Early in the seventeenth century, indeed just at the time when the Galileo case was most prominent at Rome, Father Athanasius Kircher was summoned to Rome and began his scientific work there, which included contributions to every department of physical and even some of the biological sciences. For some five years about the middle of the seventeenth century Father Kircher devoted himself to astronomy and the result was the publication, in 1656, of an astronomical treatise called Iter Celeste. A second volume on astronomy appeared in 1660. Anyone who is inclined to think that these contributions of the great professor of science at the Roman College were only reviews of the passing scientific opinions of the time, is not fully acquainted with Father Kircher's work. He never failed to illuminate anything that he set himself to study. His book on astronomy is of course a text-book, but it is magnificently illustrated; it is a very large work which shows the author's familiarity with the scientific literature of the time, but at the same time reveals his own scientific genius. Father Kircher was encouraged in every way by the Popes and high ecclesiastics of Rome and by his own Order, and his great text-books are among the bibliographic treasures of the history of science. Some idea of [{478}] his industry may be gathered from the fact that he wrote altogether some forty volumes folio on scientific subjects. He made many original observations, invented a number of valuable scientific instruments that are still in use, among others the vernier and magic lantern, and was productively occupied with nearly every branch of science in his time.

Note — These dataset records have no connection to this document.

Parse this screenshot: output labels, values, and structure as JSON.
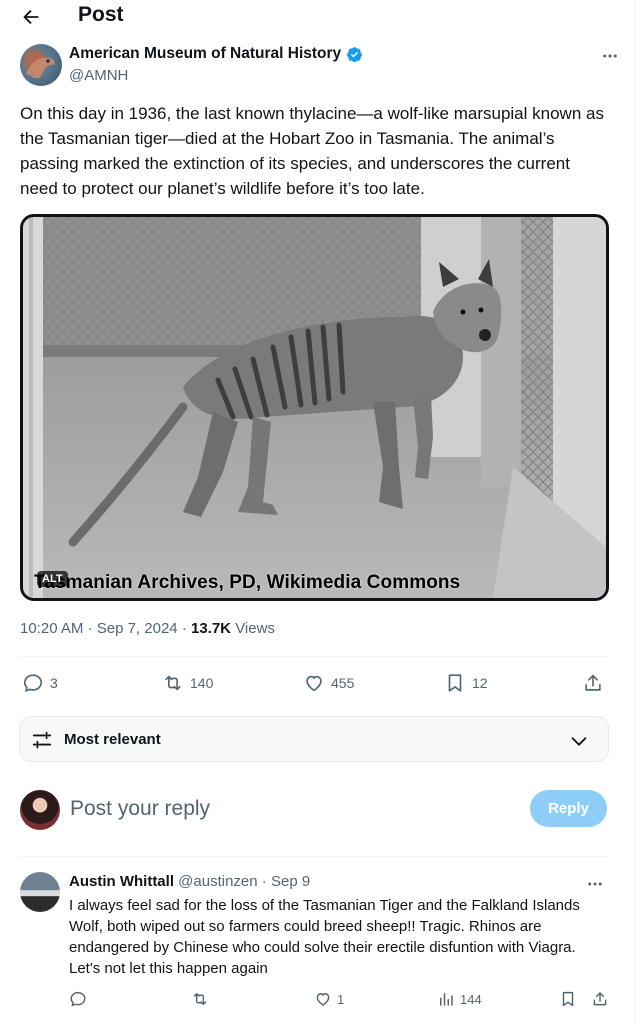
{
  "header": {
    "title": "Post",
    "back_icon": "arrow-left-icon"
  },
  "post": {
    "author_name": "American Museum of Natural History",
    "author_handle": "@AMNH",
    "verified": true,
    "verified_color": "#1d9bf0",
    "text": "On this day in 1936, the last known thylacine—a wolf-like marsupial known as the Tasmanian tiger—died at the Hobart Zoo in Tasmania. The animal’s passing marked the extinction of its species, and underscores the current need to protect our planet’s wildlife before it’s too late.",
    "media": {
      "alt_badge": "ALT",
      "caption": "Tasmanian Archives, PD, Wikimedia Commons"
    },
    "time": "10:20 AM",
    "date": "Sep 7, 2024",
    "views_count": "13.7K",
    "views_label": "Views",
    "stats": {
      "replies": "3",
      "reposts": "140",
      "likes": "455",
      "bookmarks": "12"
    }
  },
  "sort": {
    "label": "Most relevant"
  },
  "reply_composer": {
    "placeholder": "Post your reply",
    "button_label": "Reply",
    "button_color": "#8ecdf7"
  },
  "comments": [
    {
      "name": "Austin Whittall",
      "handle": "@austinzen",
      "separator": "·",
      "date": "Sep 9",
      "text": "I always feel sad for the loss of the Tasmanian Tiger and the Falkland Islands Wolf, both wiped out so farmers could breed sheep!! Tragic. Rhinos are endangered by Chinese who could solve their erectile disfuntion with Viagra. Let's not let this happen again",
      "likes": "1",
      "views": "144"
    }
  ],
  "colors": {
    "text": "#0f1419",
    "secondary": "#536471",
    "accent": "#1d9bf0",
    "border": "#eff3f4"
  }
}
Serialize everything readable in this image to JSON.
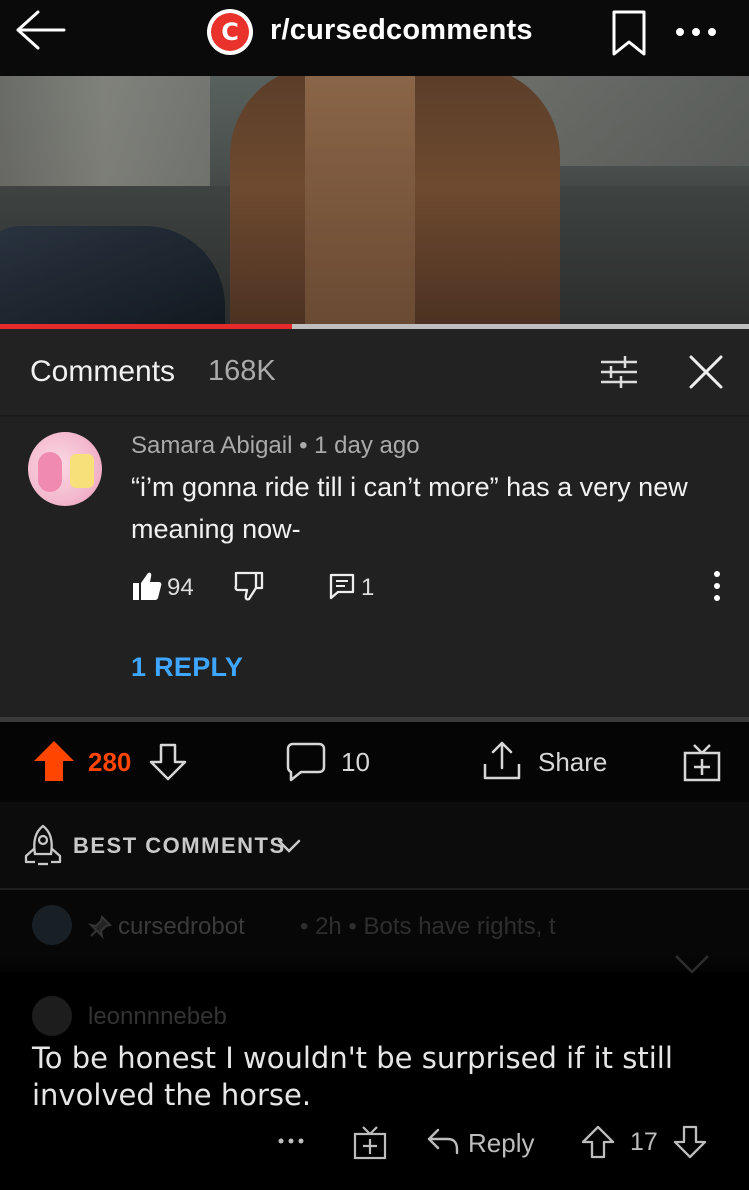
{
  "header": {
    "subreddit": "r/cursedcomments",
    "logo_letter": "C"
  },
  "video": {
    "progress": 0.39,
    "progress_color": "#e42a2a"
  },
  "comments_panel": {
    "title": "Comments",
    "count": "168K",
    "comment": {
      "author_line": "Samara Abigail • 1 day ago",
      "text": "“i’m gonna ride till i can’t more” has a very new meaning now-",
      "likes": "94",
      "replies_count": "1",
      "replies_link": "1 REPLY"
    }
  },
  "post_actions": {
    "score": "280",
    "comments": "10",
    "share_label": "Share",
    "upvote_color": "#ff4500"
  },
  "sort": {
    "label": "BEST COMMENTS"
  },
  "bot_comment": {
    "author": "cursedrobot",
    "meta": "• 2h • Bots have rights, t"
  },
  "top_comment": {
    "author": "leonnnnebeb",
    "body": "To be honest I wouldn't be surprised if it still involved the horse.",
    "reply_label": "Reply",
    "score": "17"
  }
}
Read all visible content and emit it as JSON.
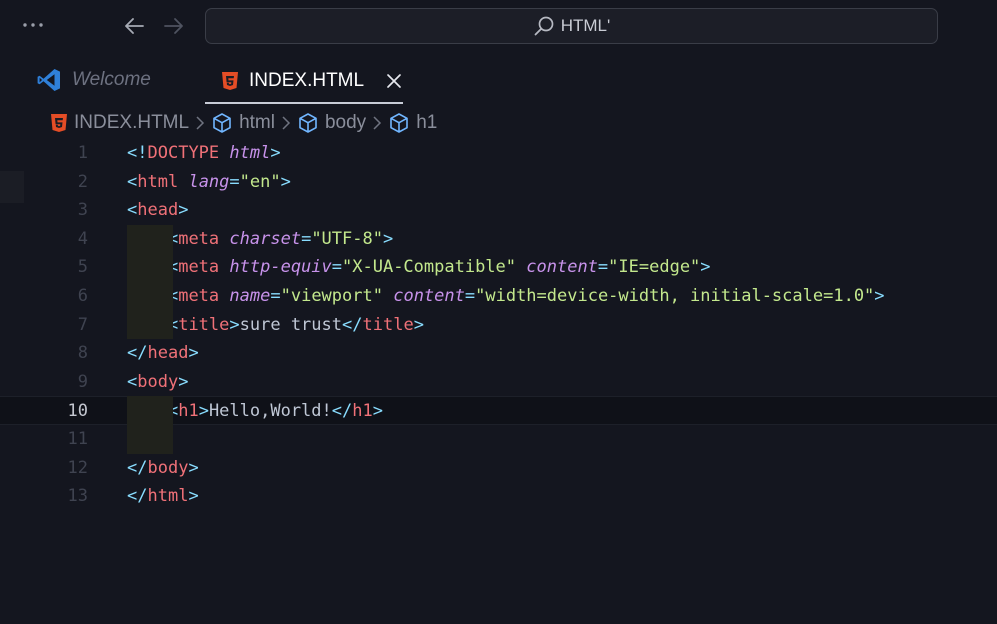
{
  "window": {
    "search_text": "HTML'"
  },
  "tabs": [
    {
      "label": "Welcome",
      "active": false
    },
    {
      "label": "INDEX.HTML",
      "active": true
    }
  ],
  "breadcrumb": [
    "INDEX.HTML",
    "html",
    "body",
    "h1"
  ],
  "colors": {
    "background": "#14161f",
    "html5_orange": "#e44d26",
    "vscode_blue": "#3b8eea",
    "tag": "#f07178",
    "punctuation": "#89ddff",
    "attribute": "#c792ea",
    "string": "#c3e88d",
    "text": "#bfc7d5"
  },
  "icons": {
    "more": "ellipsis-icon",
    "back": "arrow-left-icon",
    "forward": "arrow-right-icon",
    "search": "search-icon",
    "welcome": "vscode-logo-icon",
    "html_file": "html5-icon",
    "close": "close-icon",
    "element": "cube-icon",
    "separator": "chevron-right-icon"
  },
  "editor": {
    "current_line": 10,
    "lines": [
      {
        "n": "1",
        "code": "<!DOCTYPE html>"
      },
      {
        "n": "2",
        "code": "<html lang=\"en\">"
      },
      {
        "n": "3",
        "code": "<head>"
      },
      {
        "n": "4",
        "code": "    <meta charset=\"UTF-8\">"
      },
      {
        "n": "5",
        "code": "    <meta http-equiv=\"X-UA-Compatible\" content=\"IE=edge\">"
      },
      {
        "n": "6",
        "code": "    <meta name=\"viewport\" content=\"width=device-width, initial-scale=1.0\">"
      },
      {
        "n": "7",
        "code": "    <title>sure trust</title>"
      },
      {
        "n": "8",
        "code": "</head>"
      },
      {
        "n": "9",
        "code": "<body>"
      },
      {
        "n": "10",
        "code": "    <h1>Hello,World!</h1>"
      },
      {
        "n": "11",
        "code": ""
      },
      {
        "n": "12",
        "code": "</body>"
      },
      {
        "n": "13",
        "code": "</html>"
      }
    ]
  }
}
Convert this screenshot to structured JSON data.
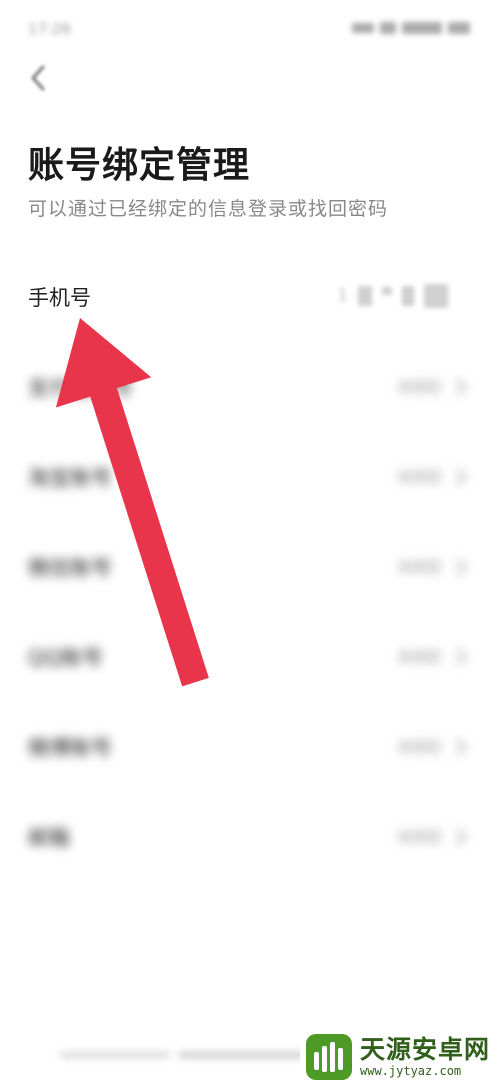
{
  "status_bar": {
    "time": "17:26"
  },
  "header": {
    "title": "账号绑定管理",
    "subtitle": "可以通过已经绑定的信息登录或找回密码"
  },
  "accounts": [
    {
      "label": "手机号",
      "value": "1"
    },
    {
      "label": "支付宝账号",
      "value": "未绑定"
    },
    {
      "label": "淘宝账号",
      "value": "未绑定"
    },
    {
      "label": "微信账号",
      "value": "未绑定"
    },
    {
      "label": "QQ账号",
      "value": "未绑定"
    },
    {
      "label": "微博账号",
      "value": "未绑定"
    },
    {
      "label": "邮箱",
      "value": "未绑定"
    }
  ],
  "watermark": {
    "name": "天源安卓网",
    "url": "www.jytyaz.com"
  },
  "colors": {
    "arrow": "#e8354b",
    "background": "#ffffff",
    "watermark_green": "#2f5f1a"
  }
}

During the eighteenth century, before the suppression of the Jesuits, another distinguished mathematician and astronomer, famous throughout Europe, was working at the Roman College. This was Father Boscovitch, to whom we owe the plans for the erection of an observatory above the great pillars of the Church of the Gesu at Rome, which were not destined to be executed until the middle of the nineteenth century. Boscovitch is famous for a series of important works in mathematics and astronomy. He wrote books on Sun Spots, the Transit of Mercury, the Aurora Borealis, the Figure of the Earth, the Various Effects of Gravity, the Aberration of the Fixed Stars, and other astronomical problems. Pope Benedict XIV commissioned him and his brother Jesuit, Father Le Maire, to carry out several precise meridian arc measurements. He is the inventor of the rock crystal prismatic micrometer, the ring micrometer. After the suppression of the Jesuits Father Boscovitch was made Director of Optics for the Marine, a post created for him in order to secure his services for France.